Chômeurs et précaires : au bon vouloir du patronat

09 Novembre 2021

Des travailleurs précaires, intérimaires, saisonniers ou privés d’emploi subissent au quotidien la politique du gouvernement, une politique qui considère chaque privé d’emploi comme quelqu’un qui ne veut pas travailler, alors que les pouvoirs publics prétendent que des centaines de milliers d’emplois restent ainsi vacants.

On a ainsi l’exemple de salariés travaillant depuis plusieurs années comme saisonniers dans une usine de conserverie, et qui ont reçu des demandes d’explication par mail et téléphone. Il leur est demandé de justifier… pourquoi ils ne travaillent pas toute l’année. La position de saisonnier pour nombre d’entre eux n’est évidemment pas choisie. C’est au patron que Pôle emploi devrait s’adresser pour savoir pourquoi il a recours toute l’année à des travailleurs intermittents.

Autre exemple : alors que Pôle emploi sert d’intermédiaire pour les recrutements, des salariés inscrits au chômage sont donc convoqués pour postuler. Pour l’un d’eux, l’entretien se passe bien et il doit commencer quelques jours plus tard. Mais, à la veille du début prévu du contrat, il reçoit un message laconique de l’entreprise l’informant qu’il est inutile de venir et qu’il sera recontacté ultérieurement, sans pouvoir savoir si l’entreprise a choisi quelqu’un d’autre, ou si elle a tout simplement renoncé au CDI proposé.

Les difficultés liées au calcul des indemnités de travailleurs qui alternent chômage et emploi génèrent des erreurs.
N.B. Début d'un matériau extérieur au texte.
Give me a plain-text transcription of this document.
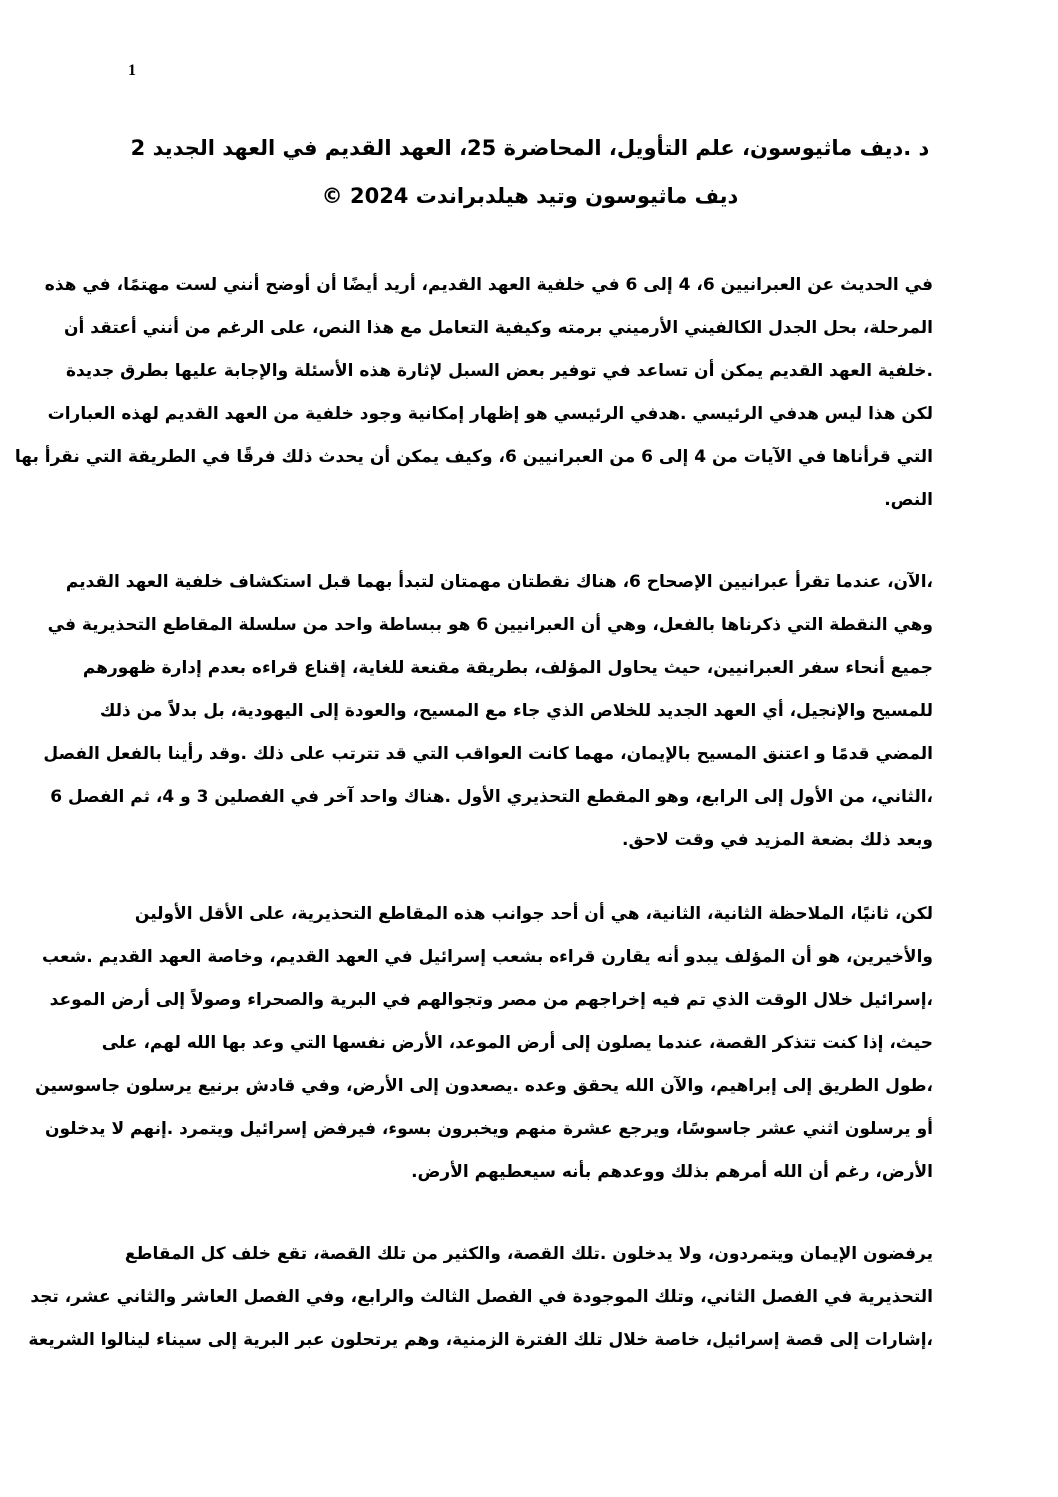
1
د .ديف ماثيوسون، علم التأويل، المحاضرة 25، العهد القديم في العهد الجديد 2
ديف ماثيوسون وتيد هيلدبراندت 2024 ©
في الحديث عن العبرانيين 6، 4 إلى 6 في خلفية العهد القديم، أريد أيضًا أن أوضح أنني لست مهتمًا، في هذه
المرحلة، بحل الجدل الكالفيني الأرميني برمته وكيفية التعامل مع هذا النص، على الرغم من أنني أعتقد أن
.خلفية العهد القديم يمكن أن تساعد في توفير بعض السبل لإثارة هذه الأسئلة والإجابة عليها بطرق جديدة
لكن هذا ليس هدفي الرئيسي .هدفي الرئيسي هو إظهار إمكانية وجود خلفية من العهد القديم لهذه العبارات
التي قرأناها في الآيات من 4 إلى 6 من العبرانيين 6، وكيف يمكن أن يحدث ذلك فرقًا في الطريقة التي نقرأ بها
النص.
،الآن، عندما تقرأ عبرانيين الإصحاح 6، هناك نقطتان مهمتان لتبدأ بهما قبل استكشاف خلفية العهد القديم
وهي النقطة التي ذكرناها بالفعل، وهي أن العبرانيين 6 هو ببساطة واحد من سلسلة المقاطع التحذيرية في
جميع أنحاء سفر العبرانيين، حيث يحاول المؤلف، بطريقة مقنعة للغاية، إقناع قراءه بعدم إدارة ظهورهم
للمسيح والإنجيل، أي العهد الجديد للخلاص الذي جاء مع المسيح، والعودة إلى اليهودية، بل بدلاً من ذلك
المضي قدمًا و اعتنق المسيح بالإيمان، مهما كانت العواقب التي قد تترتب على ذلك .وقد رأينا بالفعل الفصل
،الثاني، من الأول إلى الرابع، وهو المقطع التحذيري الأول .هناك واحد آخر في الفصلين 3 و 4، ثم الفصل 6
وبعد ذلك بضعة المزيد في وقت لاحق.
لكن، ثانيًا، الملاحظة الثانية، الثانية، هي أن أحد جوانب هذه المقاطع التحذيرية، على الأقل الأولين
والأخيرين، هو أن المؤلف يبدو أنه يقارن قراءه بشعب إسرائيل في العهد القديم، وخاصة العهد القديم .شعب
،إسرائيل خلال الوقت الذي تم فيه إخراجهم من مصر وتجوالهم في البرية والصحراء وصولاً إلى أرض الموعد
حيث، إذا كنت تتذكر القصة، عندما يصلون إلى أرض الموعد، الأرض نفسها التي وعد بها الله لهم، على
،طول الطريق إلى إبراهيم، والآن الله يحقق وعده .يصعدون إلى الأرض، وفي قادش برنيع يرسلون جاسوسين
أو يرسلون اثني عشر جاسوسًا، ويرجع عشرة منهم ويخبرون بسوء، فيرفض إسرائيل ويتمرد .إنهم لا يدخلون
الأرض، رغم أن الله أمرهم بذلك ووعدهم بأنه سيعطيهم الأرض.
يرفضون الإيمان ويتمردون، ولا يدخلون .تلك القصة، والكثير من تلك القصة، تقع خلف كل المقاطع
التحذيرية في الفصل الثاني، وتلك الموجودة في الفصل الثالث والرابع، وفي الفصل العاشر والثاني عشر، تجد
،إشارات إلى قصة إسرائيل، خاصة خلال تلك الفترة الزمنية، وهم يرتحلون عبر البرية إلى سيناء لينالوا الشريعة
Les salariés de Pôle emploi se retrouvent démunis face à la détresse des travailleurs. Un salarié de Laon dans l’Aisne, ayant eu un trop-perçu de plus de 800 euros, s’est ainsi vu retirer cette somme de ses allocations chômage en une fois, sans aucun délai de prévenance. Alors que l’erreur venait de Pôle emploi, il n’a pas reçu de courrier l’informant de cette erreur et aucune possibilité de rembourser petit à petit cette somme ne lui a été donnée : selon Pôle emploi, le retrait est informatisé. Combien de salariés peuvent vivre si on leur retire 800 euros du jour au lendemain ?

Les pressions se font aussi plus fortes contre ceux qui perçoivent l’allocation de solidarité spécifique (ASS) versée par Pôle emploi, ou le RSA versé par les départements. Ainsi, une travailleuse d’une entreprise de textile, licenciée pour inaptitude et percevant l’ASS au bout de quelques mois de chômage, s’est vue convoquée pour faire le point sur sa situation. Alors qu’elle effectue des heures de bénévolat pour une association caritative, Pôle emploi lui adresse des menaces à peine voilées de suspension de son ASS si elle ne cherche pas activement des heures de travail rémunérées. À l’inverse, les services du département de l’Aisne, qui suivent les chômeurs longue durée percevant le RSA, commencent à imposer quelques heures de bénévolat…

Il n’y a aucun contrôle véritable sur le patronat, mais celui qui s’exerce sur les chômeurs se fait pressant, afin de ne leur laisser même plus le choix d’accepter ou non le travail qu’on leur propose.